Starring Cameron Diaz, Justin Timberlake, Jason Segel, Lucy Punch, John Michael Higgins, Phyllis Smith, Thomas Lennon, Molly Shannon and Eric Stonestreet.
Directed by Jake Kasdan.
"IT'S THE ONLY ARGUMENT I NEED, SEAN!"
I enjoy the popularity of that line from the trailer. It doesn't have much to do with anything else in the movie, except reveal a little of the character of the gym teacher (Jason Segel), who seems to be the only person in the movie who sees Elizabeth (Cameron Diaz) for what she really is. A spoiled, selfish, shallow woman who deep-down inside might have a little soul if the right guy came along.

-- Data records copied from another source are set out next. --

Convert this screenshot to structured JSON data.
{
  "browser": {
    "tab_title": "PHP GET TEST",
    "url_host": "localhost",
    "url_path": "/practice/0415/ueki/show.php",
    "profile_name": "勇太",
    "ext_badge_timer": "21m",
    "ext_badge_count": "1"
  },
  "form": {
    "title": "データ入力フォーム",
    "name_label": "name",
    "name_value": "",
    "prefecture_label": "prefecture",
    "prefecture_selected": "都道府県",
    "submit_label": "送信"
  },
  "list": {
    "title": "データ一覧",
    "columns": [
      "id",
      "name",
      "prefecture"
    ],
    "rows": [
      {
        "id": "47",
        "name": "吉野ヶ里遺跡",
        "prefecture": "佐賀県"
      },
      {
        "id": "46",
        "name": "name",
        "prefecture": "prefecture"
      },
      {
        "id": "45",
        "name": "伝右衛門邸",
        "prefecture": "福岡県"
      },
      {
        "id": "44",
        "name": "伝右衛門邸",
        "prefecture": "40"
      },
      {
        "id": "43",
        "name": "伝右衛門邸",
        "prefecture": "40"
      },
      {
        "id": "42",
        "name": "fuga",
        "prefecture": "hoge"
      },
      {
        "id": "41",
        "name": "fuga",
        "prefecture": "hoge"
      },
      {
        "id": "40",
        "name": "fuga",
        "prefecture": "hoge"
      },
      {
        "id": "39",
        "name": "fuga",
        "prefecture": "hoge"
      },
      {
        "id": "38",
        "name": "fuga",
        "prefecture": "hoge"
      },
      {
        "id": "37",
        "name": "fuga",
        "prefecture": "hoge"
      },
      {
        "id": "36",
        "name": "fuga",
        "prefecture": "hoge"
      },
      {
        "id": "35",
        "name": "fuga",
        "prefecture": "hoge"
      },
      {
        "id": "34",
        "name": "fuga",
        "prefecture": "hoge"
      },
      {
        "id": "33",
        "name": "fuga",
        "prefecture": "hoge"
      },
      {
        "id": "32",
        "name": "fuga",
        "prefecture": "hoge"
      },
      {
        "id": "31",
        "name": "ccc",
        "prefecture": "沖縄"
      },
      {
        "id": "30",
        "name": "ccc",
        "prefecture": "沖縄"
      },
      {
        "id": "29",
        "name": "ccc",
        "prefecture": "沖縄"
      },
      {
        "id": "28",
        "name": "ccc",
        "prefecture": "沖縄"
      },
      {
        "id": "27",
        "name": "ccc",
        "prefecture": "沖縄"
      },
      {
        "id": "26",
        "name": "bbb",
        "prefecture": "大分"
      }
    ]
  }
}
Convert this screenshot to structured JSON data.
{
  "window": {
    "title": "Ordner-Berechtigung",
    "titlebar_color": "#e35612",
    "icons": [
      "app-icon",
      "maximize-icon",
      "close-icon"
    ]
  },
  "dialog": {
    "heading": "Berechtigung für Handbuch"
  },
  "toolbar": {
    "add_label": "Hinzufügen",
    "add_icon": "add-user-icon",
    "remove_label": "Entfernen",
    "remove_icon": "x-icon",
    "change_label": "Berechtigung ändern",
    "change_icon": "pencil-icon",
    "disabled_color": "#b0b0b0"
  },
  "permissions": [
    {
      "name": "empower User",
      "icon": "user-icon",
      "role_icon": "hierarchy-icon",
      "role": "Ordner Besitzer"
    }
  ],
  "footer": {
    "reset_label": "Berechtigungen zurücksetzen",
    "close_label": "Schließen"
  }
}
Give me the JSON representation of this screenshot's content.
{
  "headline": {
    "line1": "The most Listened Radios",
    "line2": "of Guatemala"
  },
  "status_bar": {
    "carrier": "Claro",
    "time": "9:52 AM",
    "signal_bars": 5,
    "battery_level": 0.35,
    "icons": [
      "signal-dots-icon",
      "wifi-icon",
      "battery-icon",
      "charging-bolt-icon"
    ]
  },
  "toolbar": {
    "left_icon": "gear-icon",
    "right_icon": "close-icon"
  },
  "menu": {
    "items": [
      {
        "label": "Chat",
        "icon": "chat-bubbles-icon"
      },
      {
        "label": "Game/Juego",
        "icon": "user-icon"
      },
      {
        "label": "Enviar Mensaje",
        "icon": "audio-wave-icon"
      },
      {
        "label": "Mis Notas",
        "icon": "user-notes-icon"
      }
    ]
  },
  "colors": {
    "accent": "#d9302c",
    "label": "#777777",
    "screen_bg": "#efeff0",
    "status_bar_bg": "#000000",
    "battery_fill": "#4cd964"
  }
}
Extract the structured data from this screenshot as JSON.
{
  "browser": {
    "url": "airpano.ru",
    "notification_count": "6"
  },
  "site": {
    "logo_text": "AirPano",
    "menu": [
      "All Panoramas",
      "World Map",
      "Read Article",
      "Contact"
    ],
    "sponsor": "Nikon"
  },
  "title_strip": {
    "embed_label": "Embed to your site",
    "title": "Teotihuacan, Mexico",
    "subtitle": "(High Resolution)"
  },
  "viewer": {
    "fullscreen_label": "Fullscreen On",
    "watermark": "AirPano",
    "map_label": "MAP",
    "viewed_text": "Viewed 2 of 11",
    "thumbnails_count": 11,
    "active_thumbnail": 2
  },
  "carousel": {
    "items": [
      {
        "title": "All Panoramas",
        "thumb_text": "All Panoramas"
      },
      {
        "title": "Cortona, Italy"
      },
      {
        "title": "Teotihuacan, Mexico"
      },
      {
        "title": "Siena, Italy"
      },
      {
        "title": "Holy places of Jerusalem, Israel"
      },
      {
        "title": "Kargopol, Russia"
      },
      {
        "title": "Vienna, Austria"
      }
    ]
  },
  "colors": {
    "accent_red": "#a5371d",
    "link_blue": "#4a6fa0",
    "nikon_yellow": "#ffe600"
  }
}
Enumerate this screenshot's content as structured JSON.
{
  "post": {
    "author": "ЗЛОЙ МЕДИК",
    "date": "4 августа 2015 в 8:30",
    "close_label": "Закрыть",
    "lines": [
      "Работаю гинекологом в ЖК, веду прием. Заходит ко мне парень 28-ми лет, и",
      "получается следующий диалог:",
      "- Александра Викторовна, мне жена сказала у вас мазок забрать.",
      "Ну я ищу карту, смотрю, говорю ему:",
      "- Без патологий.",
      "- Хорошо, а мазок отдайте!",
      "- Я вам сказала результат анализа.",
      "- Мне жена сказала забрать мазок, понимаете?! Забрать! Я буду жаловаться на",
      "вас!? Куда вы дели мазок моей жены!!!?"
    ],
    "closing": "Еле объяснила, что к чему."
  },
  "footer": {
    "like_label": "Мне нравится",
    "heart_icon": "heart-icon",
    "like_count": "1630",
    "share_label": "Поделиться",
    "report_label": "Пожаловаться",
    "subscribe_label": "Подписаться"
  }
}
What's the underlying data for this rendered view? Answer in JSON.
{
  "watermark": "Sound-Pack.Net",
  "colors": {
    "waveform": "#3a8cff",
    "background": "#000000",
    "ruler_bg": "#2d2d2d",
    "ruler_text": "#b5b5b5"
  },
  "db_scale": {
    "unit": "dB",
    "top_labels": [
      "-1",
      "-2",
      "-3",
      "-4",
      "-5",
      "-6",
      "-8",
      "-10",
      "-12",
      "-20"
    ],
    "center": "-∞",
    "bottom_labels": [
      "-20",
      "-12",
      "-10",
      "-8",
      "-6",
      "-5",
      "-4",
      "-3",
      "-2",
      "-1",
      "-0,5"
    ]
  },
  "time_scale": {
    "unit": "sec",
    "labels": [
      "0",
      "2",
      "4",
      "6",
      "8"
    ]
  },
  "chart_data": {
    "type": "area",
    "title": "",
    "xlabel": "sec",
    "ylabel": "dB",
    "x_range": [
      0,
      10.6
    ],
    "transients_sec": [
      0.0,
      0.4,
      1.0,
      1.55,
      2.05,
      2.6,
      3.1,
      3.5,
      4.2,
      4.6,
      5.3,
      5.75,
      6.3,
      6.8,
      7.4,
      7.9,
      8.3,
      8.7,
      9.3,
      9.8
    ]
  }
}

She's not looking for the right guy; she's looking for the rich guy. Some man she can sink her hooks into so she can be one of those Hollywood wives who wear big hats and sunglasses and have her servants follow her with her shopping bags.
But Elizabeth can't seem to land that man. They tend to see through her before she's able to get to the wedding altar. She managed to smile and coast through her first year of teaching and had every intention of getting married and leaving, but when her fiance dumps her, she goes back to her old job, and she has no regard for her students.
But hey, the new substitute teacher (Justin Timberlake) happens to be the heir of an expensive-watch empire. Elizabeth lays forth her plans - raise money to get breast enhancement surgery in order to land him.
This movie owes a lot to Bad Santa, but what's really interesting about this movie is the bad guy is the protagonist. Were this movie from the peppy good teacher's point of view, we'd see how evil Elizabeth is.
Diaz is great in the role, and Segel and Lucy Punch (as the good teacher) are solid as well. It's a pitch-black comedy that never goes the sentimental route. Maybe she'll grow up. No. No, she won't.